I agree with @opiop65 - nested loops are frequently used for multi-dimensional arrays, it makes most sense to me to use one.
Neither one is faster than the other - well, not to a point where it really matters anyway. Just chose the one that is easier to read for you (personally I find a nested loop easier to read)
Actually, now I’m wondering if it is faster. Has anyone tested that theory out? If so, its not too big of a change if it helps out with performance. Its really odd to read, but that’s ok if I can scrape a few extra frames out using it. Although I agree, I would rather use nested loops.
It won’t be faster. If it is, it doesn’t even matter.Almost anything you can do in those loops will literally dwarf the time spend multiplying two numbers. It would be a relatively extreme micro-optimization.
I agree, these kind of things are mostly a waste of time, and belong in the performance tuning board
The only time I have had any real use for playing with loops and micro-optimizing them was a long time ago in a program where I had to loop through half a million items every frame, and maintain several hundred fps. Other than such edge cases, it’s a non-issue.
Actually, don’t use the second example I had. You can use nested loops with a one dimensional array and avoid the if while still avoiding division and mod. :-X Not that it matters a lot, but if you wanted to bother using a 1D array then you may as well make x y calculations fast, too.
I could be appropriate in some cases. Something is not a micro-optimization just because one line of code is different.
If you have a big array you want to be conscious of what order you traverse it in. If swap you the order of your x and y for loop, you would be accessing every w’th element instead of doing sequential access, which could have poor RAM performance. You also create a new object for each row with a 2D array. The difference between division/modulo and shift/mask or division/modulo and incrementing is big, but not nearly as much as the first thing.
Of course, that only matters if you are performance conscious of what is in the loop body. If you are dereferencing object variables or drawing in the loop, you won’t see a difference. And you only need to be performance conscious if its something that does a lot of work, such as collision detection used by AI.
I don’t think it is micro-optimization because it is one line of code. It is micro-optimization because we are comparing multiplication performance overhead in what is likely adjacent to much more comprehensive render or update routine that no one has started talking about.

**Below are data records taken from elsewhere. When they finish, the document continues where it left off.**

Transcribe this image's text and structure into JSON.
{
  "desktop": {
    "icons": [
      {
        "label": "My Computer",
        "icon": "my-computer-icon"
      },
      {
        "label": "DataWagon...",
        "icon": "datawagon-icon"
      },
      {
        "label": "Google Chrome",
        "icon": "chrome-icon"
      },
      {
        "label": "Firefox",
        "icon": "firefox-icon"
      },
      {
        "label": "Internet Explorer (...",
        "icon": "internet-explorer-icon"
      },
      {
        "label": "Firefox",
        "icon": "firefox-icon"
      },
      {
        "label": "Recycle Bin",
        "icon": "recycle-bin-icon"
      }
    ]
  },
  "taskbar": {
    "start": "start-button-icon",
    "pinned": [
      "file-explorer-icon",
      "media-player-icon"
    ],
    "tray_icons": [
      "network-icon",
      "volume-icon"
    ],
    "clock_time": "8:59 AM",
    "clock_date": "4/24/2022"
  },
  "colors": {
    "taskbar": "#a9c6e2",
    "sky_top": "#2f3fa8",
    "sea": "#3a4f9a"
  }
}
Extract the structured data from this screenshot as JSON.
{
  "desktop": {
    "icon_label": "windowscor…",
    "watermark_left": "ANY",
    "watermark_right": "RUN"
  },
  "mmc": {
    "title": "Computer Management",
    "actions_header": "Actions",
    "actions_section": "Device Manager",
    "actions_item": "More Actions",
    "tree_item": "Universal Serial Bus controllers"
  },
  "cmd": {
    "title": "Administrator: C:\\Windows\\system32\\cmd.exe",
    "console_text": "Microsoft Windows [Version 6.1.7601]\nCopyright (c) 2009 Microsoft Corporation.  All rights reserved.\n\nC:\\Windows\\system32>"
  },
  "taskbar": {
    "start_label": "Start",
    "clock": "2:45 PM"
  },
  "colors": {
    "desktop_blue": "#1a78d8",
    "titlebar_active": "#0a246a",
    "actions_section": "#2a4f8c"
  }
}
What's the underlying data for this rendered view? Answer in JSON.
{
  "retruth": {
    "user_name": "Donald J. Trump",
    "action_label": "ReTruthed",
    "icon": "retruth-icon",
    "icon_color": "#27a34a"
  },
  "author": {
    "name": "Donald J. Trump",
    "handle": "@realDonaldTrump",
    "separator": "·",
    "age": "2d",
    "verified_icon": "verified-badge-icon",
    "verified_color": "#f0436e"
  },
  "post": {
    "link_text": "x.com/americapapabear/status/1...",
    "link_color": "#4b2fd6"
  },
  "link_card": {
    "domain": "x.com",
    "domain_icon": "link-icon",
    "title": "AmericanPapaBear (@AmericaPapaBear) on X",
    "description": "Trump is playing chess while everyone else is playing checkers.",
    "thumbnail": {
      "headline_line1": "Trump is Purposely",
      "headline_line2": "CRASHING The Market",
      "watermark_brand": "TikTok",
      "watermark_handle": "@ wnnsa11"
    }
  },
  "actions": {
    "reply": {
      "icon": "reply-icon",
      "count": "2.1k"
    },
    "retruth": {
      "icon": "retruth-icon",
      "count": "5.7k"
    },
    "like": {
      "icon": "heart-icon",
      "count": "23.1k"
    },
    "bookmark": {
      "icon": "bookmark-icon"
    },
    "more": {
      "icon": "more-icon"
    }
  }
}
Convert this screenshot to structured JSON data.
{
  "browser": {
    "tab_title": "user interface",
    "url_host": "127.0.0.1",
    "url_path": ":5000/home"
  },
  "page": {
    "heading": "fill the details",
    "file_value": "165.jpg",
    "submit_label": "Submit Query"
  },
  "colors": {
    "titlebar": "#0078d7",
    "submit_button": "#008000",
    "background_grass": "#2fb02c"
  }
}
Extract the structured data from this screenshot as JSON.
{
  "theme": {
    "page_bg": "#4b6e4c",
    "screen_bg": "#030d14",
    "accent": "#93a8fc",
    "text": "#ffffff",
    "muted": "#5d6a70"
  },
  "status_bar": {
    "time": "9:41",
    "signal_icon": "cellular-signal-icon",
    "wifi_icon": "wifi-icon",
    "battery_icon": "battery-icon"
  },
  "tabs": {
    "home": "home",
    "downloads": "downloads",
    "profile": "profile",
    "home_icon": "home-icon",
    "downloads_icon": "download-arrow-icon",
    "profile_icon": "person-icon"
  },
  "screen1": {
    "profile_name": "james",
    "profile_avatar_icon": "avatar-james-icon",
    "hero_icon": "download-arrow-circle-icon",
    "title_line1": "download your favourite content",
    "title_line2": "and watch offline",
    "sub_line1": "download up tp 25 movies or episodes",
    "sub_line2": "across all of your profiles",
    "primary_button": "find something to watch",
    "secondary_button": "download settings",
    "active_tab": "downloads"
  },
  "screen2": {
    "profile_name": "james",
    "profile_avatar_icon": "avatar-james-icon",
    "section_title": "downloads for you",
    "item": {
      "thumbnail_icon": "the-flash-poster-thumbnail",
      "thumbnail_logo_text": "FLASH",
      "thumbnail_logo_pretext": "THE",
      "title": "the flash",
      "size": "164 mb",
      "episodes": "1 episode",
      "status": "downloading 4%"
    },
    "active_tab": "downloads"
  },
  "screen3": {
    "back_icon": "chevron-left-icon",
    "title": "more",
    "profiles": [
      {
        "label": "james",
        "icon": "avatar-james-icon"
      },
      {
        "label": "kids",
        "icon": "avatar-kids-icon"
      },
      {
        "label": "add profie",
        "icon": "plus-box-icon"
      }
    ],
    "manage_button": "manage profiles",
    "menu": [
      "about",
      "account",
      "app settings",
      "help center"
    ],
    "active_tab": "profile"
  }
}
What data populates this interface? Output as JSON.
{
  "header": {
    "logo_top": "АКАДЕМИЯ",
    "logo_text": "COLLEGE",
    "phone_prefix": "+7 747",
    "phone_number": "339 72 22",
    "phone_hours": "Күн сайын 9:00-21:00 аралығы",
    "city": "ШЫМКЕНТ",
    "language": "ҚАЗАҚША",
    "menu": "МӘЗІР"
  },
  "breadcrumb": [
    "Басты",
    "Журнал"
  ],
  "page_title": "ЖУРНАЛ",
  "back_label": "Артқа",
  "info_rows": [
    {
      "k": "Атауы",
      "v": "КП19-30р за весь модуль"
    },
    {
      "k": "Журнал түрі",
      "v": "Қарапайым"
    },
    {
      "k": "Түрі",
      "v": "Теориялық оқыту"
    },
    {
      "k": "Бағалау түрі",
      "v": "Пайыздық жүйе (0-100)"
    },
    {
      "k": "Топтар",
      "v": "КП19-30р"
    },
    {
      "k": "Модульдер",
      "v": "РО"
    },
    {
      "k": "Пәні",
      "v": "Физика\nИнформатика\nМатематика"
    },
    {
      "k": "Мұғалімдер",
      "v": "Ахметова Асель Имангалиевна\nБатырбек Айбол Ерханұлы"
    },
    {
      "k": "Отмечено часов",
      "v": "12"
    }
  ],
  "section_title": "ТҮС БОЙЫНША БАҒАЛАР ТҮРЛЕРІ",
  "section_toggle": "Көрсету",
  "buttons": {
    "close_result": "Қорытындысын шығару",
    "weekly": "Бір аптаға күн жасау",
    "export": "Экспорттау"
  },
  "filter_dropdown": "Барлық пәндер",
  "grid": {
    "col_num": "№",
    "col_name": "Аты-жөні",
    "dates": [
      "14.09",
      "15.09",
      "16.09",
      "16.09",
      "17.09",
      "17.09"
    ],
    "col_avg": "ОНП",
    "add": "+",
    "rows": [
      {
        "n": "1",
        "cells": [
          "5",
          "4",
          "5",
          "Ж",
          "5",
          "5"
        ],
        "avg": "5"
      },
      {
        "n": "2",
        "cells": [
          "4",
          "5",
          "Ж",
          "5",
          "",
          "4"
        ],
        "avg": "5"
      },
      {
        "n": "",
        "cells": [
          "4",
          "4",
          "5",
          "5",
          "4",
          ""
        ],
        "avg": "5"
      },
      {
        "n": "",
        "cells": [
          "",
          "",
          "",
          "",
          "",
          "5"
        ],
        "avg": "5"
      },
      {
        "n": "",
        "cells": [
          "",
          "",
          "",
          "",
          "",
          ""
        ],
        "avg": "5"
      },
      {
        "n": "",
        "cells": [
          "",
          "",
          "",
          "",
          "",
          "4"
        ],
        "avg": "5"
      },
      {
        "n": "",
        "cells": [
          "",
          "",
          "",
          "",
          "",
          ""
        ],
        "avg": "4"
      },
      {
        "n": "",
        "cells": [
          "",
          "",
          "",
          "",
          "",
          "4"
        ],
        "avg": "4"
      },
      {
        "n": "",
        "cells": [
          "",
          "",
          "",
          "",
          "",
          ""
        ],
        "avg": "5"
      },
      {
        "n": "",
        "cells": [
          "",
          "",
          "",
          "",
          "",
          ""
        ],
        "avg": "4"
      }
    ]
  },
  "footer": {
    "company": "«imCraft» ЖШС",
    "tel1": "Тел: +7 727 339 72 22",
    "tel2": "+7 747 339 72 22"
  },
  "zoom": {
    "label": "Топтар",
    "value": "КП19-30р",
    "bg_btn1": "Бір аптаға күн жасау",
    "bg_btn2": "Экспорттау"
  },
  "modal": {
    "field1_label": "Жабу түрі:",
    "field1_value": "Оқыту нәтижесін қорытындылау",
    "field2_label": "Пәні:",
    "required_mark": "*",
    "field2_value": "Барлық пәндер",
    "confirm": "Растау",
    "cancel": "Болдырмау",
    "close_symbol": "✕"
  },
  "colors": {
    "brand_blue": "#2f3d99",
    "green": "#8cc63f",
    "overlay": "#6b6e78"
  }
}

Ofcourse you can alter the context of anything to counter an argument, but I am speaking to the application here.
@BurntPizza I agree with the sentiment, but sometimes you write a major portion of your game engine, find out it does not scale as well as it did with your test levels did once other features are added in, and then have to do a complete overhaul of your engine from scratch. :emo: It is good advice, but like all rules you eventually learn some exceptions. I would not give new programmers the opposite advice, but I also would never tell them not to optimize disregard design decisions of a section of code they know will be hot. (Though the reason the rule exists is because people are notoriously bad at estimating what parts will eventually be a bottle neck.)
This quote from Wikipedia [quote]A better approach is therefore to design first, code from the design and then profile/benchmark the resulting code to see which parts should be optimized. A simple and elegant design is often easier to optimize at this stage, and profiling may reveal unexpected performance problems that would not have been addressed by premature optimization.
[/quote]
would not be complete without this one:
[quote]In practice, it is often necessary to keep performance goals in mind when first designing software, but the programmer balances the goals of design and optimization.
[/quote] @Jeremey I agree. My answer was limited to the context of opiop65’s question. Yours is the same caveat I gave opiop65.